Ultrason Sonochem. 2025 May;116:107306. doi: 10.1016/j.ultsonch.2025.107306. Epub 2025 Mar 12.
To maximize the drying efficiency and physicochemical quality of cherry fruits while minimizing energy consumption, this study investigated the effects of novel edible coatings (sodium carboxymethyl cellulose (CMC-Na) and sodium alginate (SA)) pretreatment combined with multi-frequency ultrasonic vacuum far infrared radiation-radio frequency vacuum (MUSVFIR-RFV) segmented drying on the drying performance and physicochemical properties of cherries. Results demonstrated that MUSVFIR-RFV segmented drying combined with coating pretreatment reduced the drying time by 11.11 ∼ 25.93 % compared to single drying. At a moisture conversion point of 50 %, the process achieved optimal drying performance and energy efficiency. Remarkably, multi-frequency ultrasound outperformed single-frequency ultrasound in terms of energy transfer intensity and uniformity. Physicochemical quality analysis revealed that the combination of CMC-Na or SA coatings with MUSVFIR-RFV segmented drying significantly improved the retention of soluble solids, individual sugar, natural bioactive compounds, TPC, TFC, and antioxidant activities (DPPH, ABTS, and FRAP). Texture and sensory properties showed that the hardness and adhesiveness of coated cherries were reduced, while elasticity, chewiness, and cohesiveness were significantly enhanced. Cherries subjected to (CMC-Na)-(MUSVFIR-RFV) treatment achieved higher scores in texture, crispness, color, sweet taste, appearance, and aroma, with lower bitterness and off-odor, leading to an overall acceptance score of 9.2, which was significantly higher than that of the control. Hierarchical clustering and PCA analysis further validated that the integration of coatings with segmented drying effectively improved the physicochemical quality of dried cherries. The findings provide scientific evidence for the development of efficient drying technologies for cherry, substantiating the potential advantages of combining edible coatings with MUSVFIR-RFV drying in enhancing drying efficiency, quality, and sensory attributes of cherries.
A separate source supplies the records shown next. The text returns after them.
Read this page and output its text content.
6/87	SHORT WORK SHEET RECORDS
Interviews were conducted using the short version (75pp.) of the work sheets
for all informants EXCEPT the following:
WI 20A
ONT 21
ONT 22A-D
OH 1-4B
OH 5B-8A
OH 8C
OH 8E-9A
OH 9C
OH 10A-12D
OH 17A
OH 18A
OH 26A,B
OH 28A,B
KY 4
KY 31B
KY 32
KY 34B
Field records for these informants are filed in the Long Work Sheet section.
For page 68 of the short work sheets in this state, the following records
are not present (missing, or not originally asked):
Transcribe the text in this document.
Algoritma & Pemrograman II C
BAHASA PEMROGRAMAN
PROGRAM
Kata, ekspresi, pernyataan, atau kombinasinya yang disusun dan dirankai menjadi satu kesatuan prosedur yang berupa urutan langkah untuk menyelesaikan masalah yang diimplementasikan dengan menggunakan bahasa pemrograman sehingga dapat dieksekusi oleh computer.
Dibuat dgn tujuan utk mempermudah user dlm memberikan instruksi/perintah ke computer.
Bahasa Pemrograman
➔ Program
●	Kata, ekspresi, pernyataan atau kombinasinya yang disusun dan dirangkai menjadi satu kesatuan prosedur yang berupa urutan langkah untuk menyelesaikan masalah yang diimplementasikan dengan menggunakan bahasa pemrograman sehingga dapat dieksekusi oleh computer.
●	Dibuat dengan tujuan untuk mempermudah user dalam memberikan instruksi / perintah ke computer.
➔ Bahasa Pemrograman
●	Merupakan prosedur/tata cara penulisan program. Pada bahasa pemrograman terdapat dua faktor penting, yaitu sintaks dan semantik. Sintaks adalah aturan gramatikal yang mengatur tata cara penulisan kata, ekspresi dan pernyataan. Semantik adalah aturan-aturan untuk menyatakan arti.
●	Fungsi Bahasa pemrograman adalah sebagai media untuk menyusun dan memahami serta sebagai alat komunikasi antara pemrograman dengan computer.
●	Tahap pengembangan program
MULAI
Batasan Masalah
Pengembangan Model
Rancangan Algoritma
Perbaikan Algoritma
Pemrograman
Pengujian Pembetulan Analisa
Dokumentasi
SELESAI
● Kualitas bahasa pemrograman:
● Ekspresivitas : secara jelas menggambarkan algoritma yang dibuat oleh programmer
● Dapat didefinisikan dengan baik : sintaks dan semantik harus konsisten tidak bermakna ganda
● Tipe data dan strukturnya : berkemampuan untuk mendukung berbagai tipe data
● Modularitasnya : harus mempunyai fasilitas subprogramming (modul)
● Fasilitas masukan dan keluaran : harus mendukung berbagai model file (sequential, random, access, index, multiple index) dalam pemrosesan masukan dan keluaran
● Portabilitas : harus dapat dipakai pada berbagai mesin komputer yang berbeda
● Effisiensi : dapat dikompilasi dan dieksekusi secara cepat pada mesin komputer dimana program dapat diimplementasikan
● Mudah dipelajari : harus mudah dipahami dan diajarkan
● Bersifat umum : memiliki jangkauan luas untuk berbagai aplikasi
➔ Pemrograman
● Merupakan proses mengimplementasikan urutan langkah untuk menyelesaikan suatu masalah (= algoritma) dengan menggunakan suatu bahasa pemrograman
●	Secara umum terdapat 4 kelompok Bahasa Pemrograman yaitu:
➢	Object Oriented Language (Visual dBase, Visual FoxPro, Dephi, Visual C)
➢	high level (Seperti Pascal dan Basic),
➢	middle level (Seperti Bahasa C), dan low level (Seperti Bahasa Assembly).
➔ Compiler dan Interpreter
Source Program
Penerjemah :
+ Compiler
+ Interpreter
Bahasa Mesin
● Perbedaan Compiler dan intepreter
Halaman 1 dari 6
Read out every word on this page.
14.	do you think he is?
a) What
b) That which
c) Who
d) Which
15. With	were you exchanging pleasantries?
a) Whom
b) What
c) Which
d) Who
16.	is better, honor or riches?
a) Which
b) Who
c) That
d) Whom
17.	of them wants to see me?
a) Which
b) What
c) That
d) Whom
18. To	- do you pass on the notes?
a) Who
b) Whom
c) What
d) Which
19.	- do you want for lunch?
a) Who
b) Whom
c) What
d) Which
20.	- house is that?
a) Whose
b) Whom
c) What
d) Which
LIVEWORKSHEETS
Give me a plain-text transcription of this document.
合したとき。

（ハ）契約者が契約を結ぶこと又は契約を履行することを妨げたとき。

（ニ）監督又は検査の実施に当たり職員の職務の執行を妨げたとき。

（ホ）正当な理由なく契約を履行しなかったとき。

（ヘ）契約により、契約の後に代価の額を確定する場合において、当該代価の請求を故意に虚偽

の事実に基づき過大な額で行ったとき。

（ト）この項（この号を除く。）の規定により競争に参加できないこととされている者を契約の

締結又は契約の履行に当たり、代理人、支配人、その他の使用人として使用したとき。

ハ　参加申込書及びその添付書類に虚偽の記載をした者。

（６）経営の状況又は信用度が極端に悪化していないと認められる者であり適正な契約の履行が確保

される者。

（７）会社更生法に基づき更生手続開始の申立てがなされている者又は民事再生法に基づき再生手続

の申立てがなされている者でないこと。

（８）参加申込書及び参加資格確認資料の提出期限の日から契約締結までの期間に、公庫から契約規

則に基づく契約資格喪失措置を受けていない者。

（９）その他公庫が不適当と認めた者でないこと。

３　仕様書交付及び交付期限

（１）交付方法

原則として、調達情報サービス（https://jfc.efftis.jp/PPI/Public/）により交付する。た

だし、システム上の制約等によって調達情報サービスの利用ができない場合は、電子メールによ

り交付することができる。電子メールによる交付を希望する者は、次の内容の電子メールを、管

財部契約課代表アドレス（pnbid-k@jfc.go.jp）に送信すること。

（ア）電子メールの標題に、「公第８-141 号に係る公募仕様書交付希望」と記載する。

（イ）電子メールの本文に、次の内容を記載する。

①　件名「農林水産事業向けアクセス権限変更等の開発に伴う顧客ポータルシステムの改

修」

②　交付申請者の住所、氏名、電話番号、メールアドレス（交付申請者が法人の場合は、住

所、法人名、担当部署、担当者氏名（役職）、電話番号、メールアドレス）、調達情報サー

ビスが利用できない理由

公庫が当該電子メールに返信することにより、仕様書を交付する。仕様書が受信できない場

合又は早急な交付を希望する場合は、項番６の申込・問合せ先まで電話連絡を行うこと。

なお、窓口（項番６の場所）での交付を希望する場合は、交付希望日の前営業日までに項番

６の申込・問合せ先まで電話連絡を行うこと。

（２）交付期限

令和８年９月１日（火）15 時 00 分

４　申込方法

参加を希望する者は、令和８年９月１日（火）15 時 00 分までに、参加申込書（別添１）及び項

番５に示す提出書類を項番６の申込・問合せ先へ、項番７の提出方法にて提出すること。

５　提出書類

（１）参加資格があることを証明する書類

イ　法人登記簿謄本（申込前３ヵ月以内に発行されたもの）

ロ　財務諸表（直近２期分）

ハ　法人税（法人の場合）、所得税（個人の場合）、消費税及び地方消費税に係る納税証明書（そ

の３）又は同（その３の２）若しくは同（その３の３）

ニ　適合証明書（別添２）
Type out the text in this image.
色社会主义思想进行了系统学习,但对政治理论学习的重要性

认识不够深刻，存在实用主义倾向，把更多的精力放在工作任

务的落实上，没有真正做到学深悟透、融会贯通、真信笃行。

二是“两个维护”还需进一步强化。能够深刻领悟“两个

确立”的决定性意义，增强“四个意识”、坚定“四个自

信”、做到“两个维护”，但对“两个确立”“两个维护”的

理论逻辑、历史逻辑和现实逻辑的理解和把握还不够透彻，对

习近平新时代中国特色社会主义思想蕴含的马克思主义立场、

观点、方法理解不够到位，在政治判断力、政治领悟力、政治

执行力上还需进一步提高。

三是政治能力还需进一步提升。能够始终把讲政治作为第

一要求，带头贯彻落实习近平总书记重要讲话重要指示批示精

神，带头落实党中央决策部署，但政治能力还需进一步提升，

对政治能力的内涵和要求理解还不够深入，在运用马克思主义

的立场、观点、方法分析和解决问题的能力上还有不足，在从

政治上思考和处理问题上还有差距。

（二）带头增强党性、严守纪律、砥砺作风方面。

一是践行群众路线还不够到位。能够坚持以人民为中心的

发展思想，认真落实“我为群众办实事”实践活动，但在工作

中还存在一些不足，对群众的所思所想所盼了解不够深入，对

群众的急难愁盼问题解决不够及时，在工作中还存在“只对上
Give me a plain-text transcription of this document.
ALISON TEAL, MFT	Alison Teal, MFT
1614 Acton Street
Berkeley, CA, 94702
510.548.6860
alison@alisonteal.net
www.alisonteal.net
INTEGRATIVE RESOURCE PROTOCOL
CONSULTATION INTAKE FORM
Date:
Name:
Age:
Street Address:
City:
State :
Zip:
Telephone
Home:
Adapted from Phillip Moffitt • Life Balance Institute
为了在使樱桃果实干燥效率和物理化学品质最大化的同时,将能源消耗降至最低,本研究调查了新型可食用涂层(羧甲基纤维素钠(CMC-Na)和海藻酸钠(SA))预处理结合多频超声真空远红外辐射-射频真空(MUSVFIR-RFV)分段干燥对樱桃干燥性能和物理化学性质的影响。结果表明,与单一干燥相比,MUSVFIR-RFV分段干燥结合涂层预处理可将干燥时间缩短11.11%至25.93%。在水分转化率为50%时,该工艺实现了最佳干燥性能和能源效率。值得注意的是,在能量传递强度和均匀性方面,多频超声优于单频超声。物理化学品质分析表明,CMC-Na或SA涂层与MUSVFIR-RFV分段干燥相结合,显著提高了可溶性固形物、单糖、天然生物活性化合物、总酚含量(TPC)、总黄酮含量(TFC)和抗氧化活性(DPPH、ABTS和FRAP)的保留率。质地和感官特性表明,涂层樱桃的硬度和粘附性降低,而弹性、咀嚼性和内聚性显著增强。经过(CMC-Na)-(MUSVFIR-RFV)处理的樱桃在质地、脆度、颜色、甜味、外观和香气方面得分更高,苦味和异味更低,总体接受度得分为9.2,显著高于对照组。层次聚类和主成分分析(PCA)进一步验证了涂层与分段干燥的结合有效地提高了干樱桃的物理化学品质。这些发现为樱桃高效干燥技术的开发提供了科学依据,证实了可食用涂层与MUSVFIR-RFV干燥相结合在提高樱桃干燥效率、品质和感官特性方面的潜在优势。